Les privacy coins – Monero (XMR), Zcash (ZEC), Dash et leurs équivalents – fonctionnent sur des architectures cryptographiques qui rendent l’analyse des transactions publiques sur la blockchain soit impossible (Monero), soit optionnellement opaque (Zcash). Ils ont, depuis plusieurs années, fait l’objet d’une pression croissante de la part des plateformes d’échange : Kraken a supprimé Monero pour ses clients européens en 2024, plusieurs exchanges asiatiques ont procédé à des délistages sous pression réglementaire. La logique sous-jacente est simple : en l’absence de capacité d’audit des transactions, les plateformes ne peuvent satisfaire aux obligations de vigilance anti-blanchiment imposées par leurs régulateurs locaux.
La défense des zero-knowledge proofs par Peirce est potentiellement plus favorable à Zcash – dont l’architecture shielded repose précisément sur les zk-SNARKs – qu’à Monero, dont le modèle de confidentialité systématique et non optionnel est plus difficile à réconcilier avec les exigences de conformité. L’récente surperformance technique de Zcash qui a illustré comment les débats réglementaires sur la confidentialité se matérialisent directement dans les valorisations de marché suggère que le segment réagit avec une sensibilité élevée aux signaux institutionnels, même lorsque ceux-ci ne se traduisent pas immédiatement en mesures formelles.

Les services de mixing représentent une catégorie analytiquement distincte : ils ne constituent pas des actifs en soi, mais des protocoles de traitement permettant de brouiller la traçabilité de fonds libellés dans des cryptomonnaies transparentes (Bitcoin, Ethereum). La déclaration de Peirce selon laquelle ces services « peuvent permettre des transactions légales sans exposer publiquement l’identité ou l’historique financier des utilisateurs » est remarquable en ce qu’elle reconnaît implicitement l’existence d’un usage légitime – ce que la doctrine OFAC de 2022 tendait à nier structurellement en sanctionnant l’outil indépendamment de l’usage.
Nous sommes sur le fil du rasoir : la variable déterminante est la capacité des développeurs de protocoles de confidentialité à construire des solutions techniques de conformité sélective – des architectures qui permettent de prouver la légalité sans révéler le contenu – suffisamment robustes pour convaincre les agences de réglementation anti-blanchiment que la surveillance systématique n’est pas la seule option disponible.

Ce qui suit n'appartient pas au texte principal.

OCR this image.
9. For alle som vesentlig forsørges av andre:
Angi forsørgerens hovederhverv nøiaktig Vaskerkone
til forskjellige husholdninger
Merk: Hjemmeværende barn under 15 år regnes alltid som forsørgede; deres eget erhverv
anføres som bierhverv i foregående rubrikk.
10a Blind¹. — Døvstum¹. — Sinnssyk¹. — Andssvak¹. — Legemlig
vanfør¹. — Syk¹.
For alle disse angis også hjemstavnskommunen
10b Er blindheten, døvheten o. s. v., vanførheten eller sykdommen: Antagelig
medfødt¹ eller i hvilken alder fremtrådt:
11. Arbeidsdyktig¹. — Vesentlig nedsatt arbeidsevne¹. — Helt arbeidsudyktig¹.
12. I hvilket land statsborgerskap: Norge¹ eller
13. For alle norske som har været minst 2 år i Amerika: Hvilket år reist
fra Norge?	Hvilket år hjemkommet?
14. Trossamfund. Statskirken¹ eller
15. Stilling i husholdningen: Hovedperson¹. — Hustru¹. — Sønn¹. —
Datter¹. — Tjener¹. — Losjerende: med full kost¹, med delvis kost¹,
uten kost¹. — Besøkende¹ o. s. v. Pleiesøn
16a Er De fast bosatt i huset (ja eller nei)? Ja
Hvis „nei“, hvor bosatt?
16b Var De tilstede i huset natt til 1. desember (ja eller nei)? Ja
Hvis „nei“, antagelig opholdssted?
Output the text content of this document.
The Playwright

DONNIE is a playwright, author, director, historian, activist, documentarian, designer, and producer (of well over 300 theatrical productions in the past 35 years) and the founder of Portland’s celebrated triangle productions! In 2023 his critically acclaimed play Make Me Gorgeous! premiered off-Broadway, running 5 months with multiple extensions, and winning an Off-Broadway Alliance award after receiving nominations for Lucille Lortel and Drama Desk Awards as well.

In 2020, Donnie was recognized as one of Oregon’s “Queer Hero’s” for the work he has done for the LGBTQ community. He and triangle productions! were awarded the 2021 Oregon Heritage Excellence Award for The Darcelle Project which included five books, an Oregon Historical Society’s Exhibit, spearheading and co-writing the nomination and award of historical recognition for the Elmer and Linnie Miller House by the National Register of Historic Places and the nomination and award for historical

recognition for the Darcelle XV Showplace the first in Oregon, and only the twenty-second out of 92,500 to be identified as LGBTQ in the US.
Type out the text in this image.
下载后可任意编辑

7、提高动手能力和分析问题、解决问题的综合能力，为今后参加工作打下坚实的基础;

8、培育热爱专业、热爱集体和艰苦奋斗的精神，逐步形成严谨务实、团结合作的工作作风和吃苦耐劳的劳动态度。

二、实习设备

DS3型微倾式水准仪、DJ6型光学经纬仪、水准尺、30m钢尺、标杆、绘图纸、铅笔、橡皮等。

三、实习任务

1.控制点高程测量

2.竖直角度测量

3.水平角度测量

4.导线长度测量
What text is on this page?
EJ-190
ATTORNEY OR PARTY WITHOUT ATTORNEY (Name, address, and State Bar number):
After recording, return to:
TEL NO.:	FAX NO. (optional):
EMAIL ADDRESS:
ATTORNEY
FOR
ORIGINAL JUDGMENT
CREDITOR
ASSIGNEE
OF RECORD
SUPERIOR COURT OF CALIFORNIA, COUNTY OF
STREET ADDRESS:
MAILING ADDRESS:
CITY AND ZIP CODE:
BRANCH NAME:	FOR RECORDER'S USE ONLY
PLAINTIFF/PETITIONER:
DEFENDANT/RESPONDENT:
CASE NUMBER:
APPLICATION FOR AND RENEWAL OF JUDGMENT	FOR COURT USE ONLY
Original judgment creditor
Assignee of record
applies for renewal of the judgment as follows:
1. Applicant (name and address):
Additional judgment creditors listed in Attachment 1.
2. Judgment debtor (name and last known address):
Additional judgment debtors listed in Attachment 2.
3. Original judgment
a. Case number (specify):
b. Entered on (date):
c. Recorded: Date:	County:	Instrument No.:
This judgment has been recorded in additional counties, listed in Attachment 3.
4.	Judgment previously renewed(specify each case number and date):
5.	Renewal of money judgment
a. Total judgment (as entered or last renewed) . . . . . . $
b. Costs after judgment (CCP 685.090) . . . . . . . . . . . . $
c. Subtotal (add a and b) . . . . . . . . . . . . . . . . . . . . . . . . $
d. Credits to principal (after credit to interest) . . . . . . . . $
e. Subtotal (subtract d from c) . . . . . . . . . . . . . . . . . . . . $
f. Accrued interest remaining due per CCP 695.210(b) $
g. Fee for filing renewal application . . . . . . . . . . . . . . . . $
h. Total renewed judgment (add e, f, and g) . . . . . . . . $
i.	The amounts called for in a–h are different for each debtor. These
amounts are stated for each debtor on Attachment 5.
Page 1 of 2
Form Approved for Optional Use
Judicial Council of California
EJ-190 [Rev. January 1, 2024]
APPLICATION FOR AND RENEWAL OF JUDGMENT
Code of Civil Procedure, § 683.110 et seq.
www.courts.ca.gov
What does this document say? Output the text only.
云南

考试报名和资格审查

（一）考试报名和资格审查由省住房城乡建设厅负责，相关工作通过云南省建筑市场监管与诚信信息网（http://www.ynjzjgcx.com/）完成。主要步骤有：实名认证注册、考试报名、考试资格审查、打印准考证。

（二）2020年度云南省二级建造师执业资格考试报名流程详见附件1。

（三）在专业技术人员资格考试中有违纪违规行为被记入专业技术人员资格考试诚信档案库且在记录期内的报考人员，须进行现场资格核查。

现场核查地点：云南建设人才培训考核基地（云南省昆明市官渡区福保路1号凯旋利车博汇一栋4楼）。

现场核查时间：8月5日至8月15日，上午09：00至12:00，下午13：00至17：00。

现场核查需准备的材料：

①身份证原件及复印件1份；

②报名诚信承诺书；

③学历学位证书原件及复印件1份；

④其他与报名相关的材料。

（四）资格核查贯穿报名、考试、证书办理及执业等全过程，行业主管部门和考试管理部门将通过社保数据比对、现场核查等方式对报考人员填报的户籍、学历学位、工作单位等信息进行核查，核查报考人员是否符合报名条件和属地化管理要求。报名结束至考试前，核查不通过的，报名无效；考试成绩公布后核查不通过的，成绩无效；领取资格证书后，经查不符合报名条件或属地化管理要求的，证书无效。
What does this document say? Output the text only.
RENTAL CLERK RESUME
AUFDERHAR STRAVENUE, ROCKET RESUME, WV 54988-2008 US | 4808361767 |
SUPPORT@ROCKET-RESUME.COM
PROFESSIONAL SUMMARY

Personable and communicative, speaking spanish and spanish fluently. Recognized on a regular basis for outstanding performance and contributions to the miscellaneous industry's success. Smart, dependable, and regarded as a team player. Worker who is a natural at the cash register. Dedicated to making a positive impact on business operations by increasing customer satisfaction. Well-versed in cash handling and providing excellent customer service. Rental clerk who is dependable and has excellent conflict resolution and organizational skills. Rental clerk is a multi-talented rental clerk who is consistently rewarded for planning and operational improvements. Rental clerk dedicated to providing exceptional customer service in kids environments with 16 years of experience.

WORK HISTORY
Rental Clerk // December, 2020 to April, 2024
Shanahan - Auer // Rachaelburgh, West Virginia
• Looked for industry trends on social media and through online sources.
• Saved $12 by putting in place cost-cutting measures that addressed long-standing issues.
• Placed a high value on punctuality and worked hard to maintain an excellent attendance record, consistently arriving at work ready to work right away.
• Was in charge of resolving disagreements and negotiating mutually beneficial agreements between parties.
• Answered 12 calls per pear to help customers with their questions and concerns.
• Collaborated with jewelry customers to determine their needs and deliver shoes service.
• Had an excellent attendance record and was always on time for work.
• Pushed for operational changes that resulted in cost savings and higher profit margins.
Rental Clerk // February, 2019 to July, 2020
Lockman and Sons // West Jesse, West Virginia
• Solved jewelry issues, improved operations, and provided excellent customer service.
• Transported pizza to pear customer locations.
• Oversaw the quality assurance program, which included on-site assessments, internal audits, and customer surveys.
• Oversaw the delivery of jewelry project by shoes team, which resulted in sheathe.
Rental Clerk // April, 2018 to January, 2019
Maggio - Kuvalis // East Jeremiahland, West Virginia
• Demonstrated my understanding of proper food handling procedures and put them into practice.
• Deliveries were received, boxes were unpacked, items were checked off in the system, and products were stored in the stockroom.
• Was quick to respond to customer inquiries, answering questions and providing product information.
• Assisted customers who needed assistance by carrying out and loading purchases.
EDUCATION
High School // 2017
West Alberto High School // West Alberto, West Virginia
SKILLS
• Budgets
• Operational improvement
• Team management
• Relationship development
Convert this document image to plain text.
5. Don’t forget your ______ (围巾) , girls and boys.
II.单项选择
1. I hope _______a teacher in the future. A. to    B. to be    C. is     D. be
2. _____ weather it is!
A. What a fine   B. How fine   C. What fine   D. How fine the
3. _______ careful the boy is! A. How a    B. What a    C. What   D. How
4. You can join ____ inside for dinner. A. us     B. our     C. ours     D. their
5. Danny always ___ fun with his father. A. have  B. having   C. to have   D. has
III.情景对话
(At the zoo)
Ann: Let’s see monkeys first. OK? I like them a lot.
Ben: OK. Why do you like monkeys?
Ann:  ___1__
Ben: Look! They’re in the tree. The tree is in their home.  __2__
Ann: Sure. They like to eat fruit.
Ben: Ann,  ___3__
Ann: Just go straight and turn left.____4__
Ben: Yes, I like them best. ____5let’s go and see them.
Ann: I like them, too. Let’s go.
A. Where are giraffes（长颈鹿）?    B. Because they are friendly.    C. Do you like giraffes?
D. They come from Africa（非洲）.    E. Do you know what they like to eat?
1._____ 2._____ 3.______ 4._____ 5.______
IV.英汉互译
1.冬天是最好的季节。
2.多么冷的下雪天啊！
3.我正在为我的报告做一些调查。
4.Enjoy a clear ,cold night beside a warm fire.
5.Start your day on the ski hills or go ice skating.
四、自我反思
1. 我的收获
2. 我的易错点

Quatrième vecteur – Le contexte politique américain : une fenêtre de tolérance sous pression croisée de la surveillance post-FTX et des réformes pro-innovation de l’administration Trump
La séquence dans laquelle s’inscrit la prise de position de Peirce est paradoxale. D’un côté, l’administration actuelle a affiché une posture explicitement pro-crypto, cherchant à inscrire dans le marbre législatif un cadre réglementaire favorable aux actifs numériques qui résisterait aux alternances politiques futures. De l’autre, la pression vers une surveillance financière accrue n’a pas faibli : le Bank Secrecy Act, les obligations Know Your Customer (KYC) et les règles de l’OFAC restent intacts, et les agences de sécurité nationale maintiennent une attention soutenue sur les flux de financement illicites via les actifs numériques.
La chute de FTX en novembre 2022 a durablement associé, dans l’imaginaire réglementaire américain, le manque de transparence à la fraude plutôt qu’à la confidentialité légitime. Cette association – analytiquement incorrecte mais politiquement puissante – a renforcé les partisans de la surveillance systématique en leur fournissant un argument émotionnel difficile à contrer : si les investisseurs avaient eu accès à plus d’informations sur les flux de FTX, les pertes auraient pu être évitées. Cet argument est fallacieux dans le contexte des privacy coins – qui protègent la confidentialité des transactions légitimes entre pairs, pas la dissimulation de fraudes institutionnelles – mais il continue d’informer le débat politique.
Peirce navigue dans cet espace contraint : défendre la confidentialité cryptographique sans paraître minimiser les risques réels de blanchiment et de contournement des sanctions. Sa formule selon laquelle le gouvernement ne devrait pas « supposer une intention illégale » est précisément calibrée pour éviter cette accusation : elle ne nie pas l’existence d’usages illicites, elle conteste simplement que la présomption de culpabilité soit le bon point de départ épistémique pour la régulation.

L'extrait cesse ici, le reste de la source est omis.